EM CAUSA A LEI DA PROBIDADE PÚBLICA DE 2010

Nomeação na Sonangol divide opiniões

13 Jun. 2016 Isabel Dinis De Jure

CONFLITO. A lei da probidade pública coloca limites nas nomeações para cargos públicos. É nisso que se agarra quem defende a ilegalidade da nomeação de Isabel dos Santos para a Sonangol. Mas há quem tenha uma leitura contrária.

Depois de o Presidente da República ter nomeado Isabel dos Santos para a presidência do Conselho de Administração da Sonangol, a comunicação social e as redes sociais inundaram-se de reacções, sobre uma possível violação da lei da probidade pública. Uns afirmam que “não houve violação da lei”, outros afirmam “categoricamente” que a nomeação é “ilegal”.

A lei da probidade pública, de 29 de Março de 2010, enumera que o agente público deve tratar “de forma imparcial os cidadãos com os quais entra em relação”, a actuação deve “fundar-se em considerações objectivas, orientadas para o interesse comum, a margem de qualquer outro factor que favoreça posições pessoais, familiares, corporativas ou qualquer outra”.

No documento, pode ler-se que o agente público está “impedido de intervir na preparação, na decisão e na execução dos actos e contratos”, “quando por si só ou como representante de outra pessoa, nele tenha interesse seu cônjuge e ou parente na linha recta ou até em segundo grau da linha colateral, bem como com quem viva em comunhão de mesa e habitação”.

Luís de Nascimento não tem dúvidas de que “houve violação da lei da probidade pública” pelo facto do Presidente nomear a filha. Para sustentar o argumento, o advogado cita o artigo 28.º da lei que impede o agente público de intervir na decisão e execução dos actos e contratos. “A nomeação da filha do Presidente, por uma questão de ética, não devia ser feita. O que acontece é que há um aumento do nepotismo e somos capazes de ter os filhos do Presidente como ministros”.

Opinião contrária tem Esteves Hilário que entende que não se deve colocar a questão de haver improbidade pública. O jurista acredita que, para que se configure o “acto improbo”, seria necessário “a ofensa a uma disposição específica da lei da probidade pública”. A questão coloca-se “muito mais no respeito e celebração ao princípio da moralidade que deve governar a administração pública, bem como no princípio da finalidade dos actos da administração pública”.

Esteves Hilario entende que, para que a nomeação “seja ilegal”, devia ter havido a “prática de um acto contrário à lei”. “Entre a legalidade e a ilegalidade da acção ou omissão do poder público está a moralidade como critério”, afirma. “Não parece ter havido afronta directa à lei, porém, parece-nos ser sindicável a possibilidade ou não de ter havido algum desvio da finalidade da nomeação.
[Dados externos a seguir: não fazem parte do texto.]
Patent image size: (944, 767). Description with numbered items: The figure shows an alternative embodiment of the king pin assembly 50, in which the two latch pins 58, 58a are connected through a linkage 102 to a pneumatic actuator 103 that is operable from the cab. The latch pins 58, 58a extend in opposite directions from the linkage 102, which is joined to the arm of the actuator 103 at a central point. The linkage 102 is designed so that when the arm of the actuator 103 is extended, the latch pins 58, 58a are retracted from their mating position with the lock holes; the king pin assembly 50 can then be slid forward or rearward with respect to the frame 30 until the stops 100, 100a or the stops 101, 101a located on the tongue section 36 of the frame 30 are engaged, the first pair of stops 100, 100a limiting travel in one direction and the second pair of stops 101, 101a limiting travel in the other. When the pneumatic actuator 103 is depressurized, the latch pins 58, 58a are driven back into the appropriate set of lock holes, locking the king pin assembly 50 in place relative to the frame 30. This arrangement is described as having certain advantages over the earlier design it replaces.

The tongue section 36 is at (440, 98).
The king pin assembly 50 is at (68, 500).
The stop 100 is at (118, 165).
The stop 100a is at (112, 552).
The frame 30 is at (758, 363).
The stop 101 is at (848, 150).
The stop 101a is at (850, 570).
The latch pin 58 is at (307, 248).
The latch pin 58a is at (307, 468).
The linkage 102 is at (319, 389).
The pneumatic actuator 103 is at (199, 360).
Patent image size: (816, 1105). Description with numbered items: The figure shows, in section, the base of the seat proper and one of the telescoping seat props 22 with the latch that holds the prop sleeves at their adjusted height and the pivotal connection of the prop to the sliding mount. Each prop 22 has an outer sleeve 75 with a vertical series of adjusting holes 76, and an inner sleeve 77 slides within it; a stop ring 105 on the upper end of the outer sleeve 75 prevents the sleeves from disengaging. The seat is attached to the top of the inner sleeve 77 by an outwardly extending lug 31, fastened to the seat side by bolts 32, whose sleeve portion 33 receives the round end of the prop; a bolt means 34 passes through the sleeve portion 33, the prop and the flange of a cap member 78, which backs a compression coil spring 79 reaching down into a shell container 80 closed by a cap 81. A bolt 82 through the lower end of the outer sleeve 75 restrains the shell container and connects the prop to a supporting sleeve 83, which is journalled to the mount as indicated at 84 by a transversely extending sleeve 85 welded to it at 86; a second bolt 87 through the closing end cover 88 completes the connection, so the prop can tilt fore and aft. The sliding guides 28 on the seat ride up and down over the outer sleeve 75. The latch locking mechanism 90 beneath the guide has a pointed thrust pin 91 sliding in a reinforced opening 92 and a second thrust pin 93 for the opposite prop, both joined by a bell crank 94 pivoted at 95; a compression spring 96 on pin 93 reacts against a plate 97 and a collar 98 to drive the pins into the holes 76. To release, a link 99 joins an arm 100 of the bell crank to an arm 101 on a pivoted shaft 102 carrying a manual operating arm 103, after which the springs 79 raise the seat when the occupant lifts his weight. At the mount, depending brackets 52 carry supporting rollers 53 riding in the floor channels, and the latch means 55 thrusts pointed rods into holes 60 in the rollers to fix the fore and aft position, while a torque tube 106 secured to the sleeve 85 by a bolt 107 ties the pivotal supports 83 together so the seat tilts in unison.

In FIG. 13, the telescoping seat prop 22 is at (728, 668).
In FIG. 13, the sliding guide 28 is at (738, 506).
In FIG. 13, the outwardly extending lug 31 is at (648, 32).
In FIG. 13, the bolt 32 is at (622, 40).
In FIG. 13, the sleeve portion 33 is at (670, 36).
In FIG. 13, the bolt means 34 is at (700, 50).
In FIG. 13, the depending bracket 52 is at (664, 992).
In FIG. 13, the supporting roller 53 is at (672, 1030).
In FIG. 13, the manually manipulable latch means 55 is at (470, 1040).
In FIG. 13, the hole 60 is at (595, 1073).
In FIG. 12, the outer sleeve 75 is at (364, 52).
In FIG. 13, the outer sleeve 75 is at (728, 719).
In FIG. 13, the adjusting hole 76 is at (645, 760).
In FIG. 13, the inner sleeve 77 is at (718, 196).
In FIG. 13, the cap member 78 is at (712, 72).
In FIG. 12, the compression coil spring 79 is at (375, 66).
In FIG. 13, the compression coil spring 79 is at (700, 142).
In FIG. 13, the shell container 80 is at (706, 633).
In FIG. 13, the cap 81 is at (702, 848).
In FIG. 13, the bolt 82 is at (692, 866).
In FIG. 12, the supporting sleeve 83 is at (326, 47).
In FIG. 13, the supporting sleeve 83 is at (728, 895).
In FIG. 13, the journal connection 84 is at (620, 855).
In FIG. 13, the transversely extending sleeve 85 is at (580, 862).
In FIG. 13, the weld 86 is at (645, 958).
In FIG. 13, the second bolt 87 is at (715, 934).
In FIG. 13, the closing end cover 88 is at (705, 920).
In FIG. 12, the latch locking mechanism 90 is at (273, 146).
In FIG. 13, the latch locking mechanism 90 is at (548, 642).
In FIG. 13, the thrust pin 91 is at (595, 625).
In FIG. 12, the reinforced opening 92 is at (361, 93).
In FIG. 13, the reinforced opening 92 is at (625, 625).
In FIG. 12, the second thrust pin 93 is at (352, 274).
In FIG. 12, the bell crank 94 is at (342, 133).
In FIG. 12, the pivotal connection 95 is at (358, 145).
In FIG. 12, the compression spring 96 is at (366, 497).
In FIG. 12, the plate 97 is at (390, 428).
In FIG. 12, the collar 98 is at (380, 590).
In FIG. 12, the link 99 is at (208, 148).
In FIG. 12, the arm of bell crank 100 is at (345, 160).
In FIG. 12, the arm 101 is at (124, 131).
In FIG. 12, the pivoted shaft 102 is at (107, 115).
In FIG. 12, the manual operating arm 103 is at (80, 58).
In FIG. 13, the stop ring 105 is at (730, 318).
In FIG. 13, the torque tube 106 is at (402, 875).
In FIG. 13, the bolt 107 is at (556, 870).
De qualquer modo compete aos tribunais aferir e conferir respostas a essas perguntas” declarou.

No documento, lê-se ainda no principio da probidade, no artigo 5.º, que o agente público “pauta-se pela observância de valores de boa administração, honestidade no desempenho da sua função, não podendo solicitar ou aceitar, para si ou para terceiro, directa ou indirectamente, quaisquer presentes, empréstimos, ofertas que possam pôr em causa a liberdade da sua acção, a independência do juízo e a credibilidade e autoridade da administração pública”.

Outro dos que defendem a nomeação é o sociólogo João Paulo Ganga que elogiou, num programa na Tv Zimbo, a indicação do novo Conselho de Administração da Sonangol como “uma medida de coragem do Presidente da República e uma estratégia de defesa do interesse nacional”. “Há uma animosidade muito grande, mas penso que o Presidente esteve bem”, reforçou. O sociólogo, que habituou o público com a sua frontalidade nas abordagens, não caiu nas ‘graças do povo’ com essas declarações. Alguns internautas chegaram a dizer que o sociólogo “já tinha sido comprado pelo Governo”.

No programa, João Paulo Ganga defendeu que a nomeação foi uma “reacção àquilo que aconteceu em Portugal” e pediu a empresária para ganhar “juízo” nas suas funções, mas defendendo as alegações de violação à lei eram “infundadas”.

A nomeação fez ainda com que um grupo de juristas se reunisse, em Luanda, para analisar a possibilidade de impugnar judicialmente a nomeação da empresária Isabel dos Santos, confirmou o advogado David Mendes, ao VALOR. O grupo de juristas pretende brevemente enviar à Procuradoria-Geral da República, esse pedido de impugnação.